To understand some of the ways animals respond to changes in their environment, researchers created a new model that makes use of stable isotope analysis to determine the proportions of different things in the diets of black bears (Ursus americanus) in California’s Yosemite National Park and Norway rats (Rattus norvegicus) in the Aleutian Islands, Alaska.
“The reason we used data from both these animals is because they are both omnivores,” said Carolyn Kurle, assistant professor of biology at the University of California, San Diego and coauthor of a new study in Methods in Ecology and Evolution. “They both eat huge varieties of things.”
Kurle focused her work on the rats, which are an invasive species introduced into some of the islands in decades past. The rats laid waste to seabird populations on islands after arriving — so much so that the islands with rats rarely have birds. But after the damage to bird populations was done, Kurle wanted to know how the rodents managed to persist without that food source.
She took tissue samples from the rats and found through stable isotope analysis that they subsisted predominantly on plant matter from the bushes and shrubs on the stark islands. But during the late summer and fall, the rats gorged themselves on amphipods that turned up as storms in that season washed kelp onto the shore. “They rely on this pulse of marine protein,” Kurle said.
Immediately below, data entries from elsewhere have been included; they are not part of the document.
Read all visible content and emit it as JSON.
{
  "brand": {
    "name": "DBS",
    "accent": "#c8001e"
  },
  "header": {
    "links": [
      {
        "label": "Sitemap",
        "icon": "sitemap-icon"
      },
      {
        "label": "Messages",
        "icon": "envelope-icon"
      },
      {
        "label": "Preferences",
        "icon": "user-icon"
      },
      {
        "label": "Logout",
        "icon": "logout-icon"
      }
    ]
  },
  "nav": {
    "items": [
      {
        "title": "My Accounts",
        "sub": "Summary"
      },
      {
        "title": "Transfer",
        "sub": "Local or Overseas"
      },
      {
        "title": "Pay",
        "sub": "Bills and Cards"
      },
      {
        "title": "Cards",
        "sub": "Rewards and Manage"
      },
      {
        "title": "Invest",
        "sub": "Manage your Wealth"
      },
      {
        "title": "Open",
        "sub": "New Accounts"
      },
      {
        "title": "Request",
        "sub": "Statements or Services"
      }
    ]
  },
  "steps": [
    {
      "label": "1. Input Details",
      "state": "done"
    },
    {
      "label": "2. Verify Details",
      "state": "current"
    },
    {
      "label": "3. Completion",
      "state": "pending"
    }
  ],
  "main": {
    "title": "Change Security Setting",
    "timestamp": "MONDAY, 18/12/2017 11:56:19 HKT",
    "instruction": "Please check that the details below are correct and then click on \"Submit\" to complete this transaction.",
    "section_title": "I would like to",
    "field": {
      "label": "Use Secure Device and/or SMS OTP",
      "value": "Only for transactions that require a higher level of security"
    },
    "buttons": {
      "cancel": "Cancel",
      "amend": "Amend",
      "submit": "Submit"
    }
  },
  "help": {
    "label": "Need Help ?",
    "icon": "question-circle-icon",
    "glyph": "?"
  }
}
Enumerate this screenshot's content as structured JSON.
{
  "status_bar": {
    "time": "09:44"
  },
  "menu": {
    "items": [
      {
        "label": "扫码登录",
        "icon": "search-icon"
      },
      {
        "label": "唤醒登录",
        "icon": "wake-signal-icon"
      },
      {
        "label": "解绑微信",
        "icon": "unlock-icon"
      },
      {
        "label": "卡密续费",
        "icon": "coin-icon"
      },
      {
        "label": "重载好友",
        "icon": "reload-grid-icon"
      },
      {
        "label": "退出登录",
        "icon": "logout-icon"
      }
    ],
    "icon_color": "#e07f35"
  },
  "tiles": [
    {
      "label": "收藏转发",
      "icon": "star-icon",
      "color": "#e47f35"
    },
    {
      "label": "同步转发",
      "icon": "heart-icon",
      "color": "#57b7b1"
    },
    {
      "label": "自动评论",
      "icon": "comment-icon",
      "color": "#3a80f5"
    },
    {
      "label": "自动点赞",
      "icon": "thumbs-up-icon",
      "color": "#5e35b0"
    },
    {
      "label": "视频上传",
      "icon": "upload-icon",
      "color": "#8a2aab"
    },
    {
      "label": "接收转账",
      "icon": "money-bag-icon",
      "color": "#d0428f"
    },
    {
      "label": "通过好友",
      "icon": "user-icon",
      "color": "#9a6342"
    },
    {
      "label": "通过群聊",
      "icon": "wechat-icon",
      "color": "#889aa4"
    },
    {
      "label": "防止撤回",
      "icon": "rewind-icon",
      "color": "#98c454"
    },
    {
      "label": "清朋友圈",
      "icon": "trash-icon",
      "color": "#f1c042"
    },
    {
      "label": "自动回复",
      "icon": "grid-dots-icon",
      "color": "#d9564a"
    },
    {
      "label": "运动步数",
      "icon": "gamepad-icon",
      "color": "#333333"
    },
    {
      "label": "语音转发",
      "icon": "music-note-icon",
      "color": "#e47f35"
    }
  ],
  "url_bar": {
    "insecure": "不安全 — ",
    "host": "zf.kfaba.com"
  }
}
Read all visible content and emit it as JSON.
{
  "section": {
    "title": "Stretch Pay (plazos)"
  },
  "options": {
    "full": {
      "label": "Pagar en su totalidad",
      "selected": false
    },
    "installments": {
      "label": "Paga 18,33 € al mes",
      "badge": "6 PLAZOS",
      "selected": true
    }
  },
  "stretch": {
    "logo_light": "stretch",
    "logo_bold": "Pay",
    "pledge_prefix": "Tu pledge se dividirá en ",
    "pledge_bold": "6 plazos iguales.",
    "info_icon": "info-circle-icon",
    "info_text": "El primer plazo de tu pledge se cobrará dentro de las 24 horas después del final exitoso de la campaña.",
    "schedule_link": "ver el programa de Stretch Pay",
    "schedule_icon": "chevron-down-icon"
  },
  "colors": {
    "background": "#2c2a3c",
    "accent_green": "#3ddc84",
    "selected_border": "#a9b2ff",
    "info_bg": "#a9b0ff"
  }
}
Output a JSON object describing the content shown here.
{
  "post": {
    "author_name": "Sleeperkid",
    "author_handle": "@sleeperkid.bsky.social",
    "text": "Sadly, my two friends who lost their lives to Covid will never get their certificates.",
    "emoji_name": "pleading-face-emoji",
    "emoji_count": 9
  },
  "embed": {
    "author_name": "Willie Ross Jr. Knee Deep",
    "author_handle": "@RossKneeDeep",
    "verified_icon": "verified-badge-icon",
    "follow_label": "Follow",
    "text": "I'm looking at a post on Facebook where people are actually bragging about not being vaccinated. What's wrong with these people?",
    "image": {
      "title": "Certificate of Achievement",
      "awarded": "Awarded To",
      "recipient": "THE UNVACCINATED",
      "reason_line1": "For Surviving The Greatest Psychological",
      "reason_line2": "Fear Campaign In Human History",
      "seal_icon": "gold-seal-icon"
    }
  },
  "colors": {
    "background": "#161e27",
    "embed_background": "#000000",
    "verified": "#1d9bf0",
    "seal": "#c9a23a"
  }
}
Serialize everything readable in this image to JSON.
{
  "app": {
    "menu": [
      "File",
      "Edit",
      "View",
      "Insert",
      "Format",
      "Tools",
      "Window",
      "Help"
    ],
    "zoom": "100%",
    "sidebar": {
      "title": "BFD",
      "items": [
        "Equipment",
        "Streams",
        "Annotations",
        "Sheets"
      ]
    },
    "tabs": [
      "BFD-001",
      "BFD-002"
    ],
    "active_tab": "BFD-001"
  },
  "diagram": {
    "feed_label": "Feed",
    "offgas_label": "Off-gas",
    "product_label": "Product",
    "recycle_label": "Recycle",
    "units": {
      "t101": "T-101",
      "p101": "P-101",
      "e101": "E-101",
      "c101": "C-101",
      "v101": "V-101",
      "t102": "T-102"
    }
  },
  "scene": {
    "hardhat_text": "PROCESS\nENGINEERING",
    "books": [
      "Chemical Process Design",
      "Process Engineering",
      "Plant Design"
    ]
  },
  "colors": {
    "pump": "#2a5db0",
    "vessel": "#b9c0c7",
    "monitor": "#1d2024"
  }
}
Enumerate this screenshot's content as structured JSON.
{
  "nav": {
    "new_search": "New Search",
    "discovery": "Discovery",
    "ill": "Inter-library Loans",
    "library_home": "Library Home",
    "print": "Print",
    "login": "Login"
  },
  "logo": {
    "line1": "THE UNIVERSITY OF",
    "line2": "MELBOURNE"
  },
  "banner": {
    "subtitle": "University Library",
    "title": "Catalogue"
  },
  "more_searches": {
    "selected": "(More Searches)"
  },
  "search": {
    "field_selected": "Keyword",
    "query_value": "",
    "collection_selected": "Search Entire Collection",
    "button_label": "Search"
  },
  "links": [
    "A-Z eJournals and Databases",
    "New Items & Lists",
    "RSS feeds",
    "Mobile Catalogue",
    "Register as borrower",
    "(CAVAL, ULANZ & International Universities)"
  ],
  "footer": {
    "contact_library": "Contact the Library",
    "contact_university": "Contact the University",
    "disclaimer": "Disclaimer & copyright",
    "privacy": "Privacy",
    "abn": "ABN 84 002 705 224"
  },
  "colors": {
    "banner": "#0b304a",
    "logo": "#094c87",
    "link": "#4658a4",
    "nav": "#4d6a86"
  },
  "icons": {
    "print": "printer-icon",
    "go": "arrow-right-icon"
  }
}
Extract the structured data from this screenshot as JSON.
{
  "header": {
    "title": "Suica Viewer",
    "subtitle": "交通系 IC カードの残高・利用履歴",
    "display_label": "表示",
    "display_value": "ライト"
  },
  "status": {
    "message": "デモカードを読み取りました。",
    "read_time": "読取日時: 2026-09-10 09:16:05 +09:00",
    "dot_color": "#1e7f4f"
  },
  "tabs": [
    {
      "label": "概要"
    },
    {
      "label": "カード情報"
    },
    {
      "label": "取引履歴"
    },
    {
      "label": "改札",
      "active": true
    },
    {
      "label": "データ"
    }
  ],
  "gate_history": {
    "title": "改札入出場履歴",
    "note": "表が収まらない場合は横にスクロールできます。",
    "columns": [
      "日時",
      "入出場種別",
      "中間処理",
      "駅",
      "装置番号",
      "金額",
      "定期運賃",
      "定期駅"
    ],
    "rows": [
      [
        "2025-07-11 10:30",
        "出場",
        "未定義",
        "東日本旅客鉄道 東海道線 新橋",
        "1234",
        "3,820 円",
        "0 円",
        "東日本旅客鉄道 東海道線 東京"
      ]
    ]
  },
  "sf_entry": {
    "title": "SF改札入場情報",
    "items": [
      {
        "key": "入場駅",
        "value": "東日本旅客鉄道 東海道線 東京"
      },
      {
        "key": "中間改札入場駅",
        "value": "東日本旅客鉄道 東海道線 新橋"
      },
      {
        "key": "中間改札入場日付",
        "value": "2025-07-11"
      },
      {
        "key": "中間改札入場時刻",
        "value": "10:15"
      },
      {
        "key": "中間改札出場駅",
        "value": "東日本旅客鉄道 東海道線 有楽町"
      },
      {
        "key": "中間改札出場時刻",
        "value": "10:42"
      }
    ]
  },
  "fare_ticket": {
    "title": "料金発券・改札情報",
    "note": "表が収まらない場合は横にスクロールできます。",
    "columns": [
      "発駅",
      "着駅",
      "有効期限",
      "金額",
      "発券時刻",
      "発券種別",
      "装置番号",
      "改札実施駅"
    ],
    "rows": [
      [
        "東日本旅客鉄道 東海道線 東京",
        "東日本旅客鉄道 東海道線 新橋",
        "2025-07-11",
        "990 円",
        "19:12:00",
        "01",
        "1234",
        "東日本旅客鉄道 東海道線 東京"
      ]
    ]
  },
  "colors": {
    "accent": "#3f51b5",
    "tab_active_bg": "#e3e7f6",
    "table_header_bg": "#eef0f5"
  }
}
Meanwhile in Yosemite, postdoctoral fellow and lead author of the study Jack Hopkins analyzed the stable isotopes of diets of black bears and found that the bears subsisted mostly on pine nuts, acorns, and plants without much reliance on insects, as was previously thought.
“We need to know what they’re eating in Yosemite,” Kurle said of the black bears. Park managers can then determine how much human garbage and food the bears are eating, and can give some indication of whether efforts to limit bears’ access to this food source is working.
They also found diets differed between male and female bears.
“Female bears foraged for high-fat acorns and pine nuts more heavily than males, suggesting that females likely need these seeds for reproduction,” Hopkins said in a press release. “This could be a real problem for Sierra [Nevada] black bears in the future if blister rust continues to kill sugar pines and sudden oak death moves in from the coast.”
Kurle said that this could also mean that females eat different foods than males as a way to avoid them while their cubs are around, since male bears are known to kill infant bears.
She said that both of these kinds of studies give us a better understanding of how ecosystems work, and how managers can help with conservation.
“They can help us understand what animals with conservation interest are foraging on. What they’re eating and why we should care.”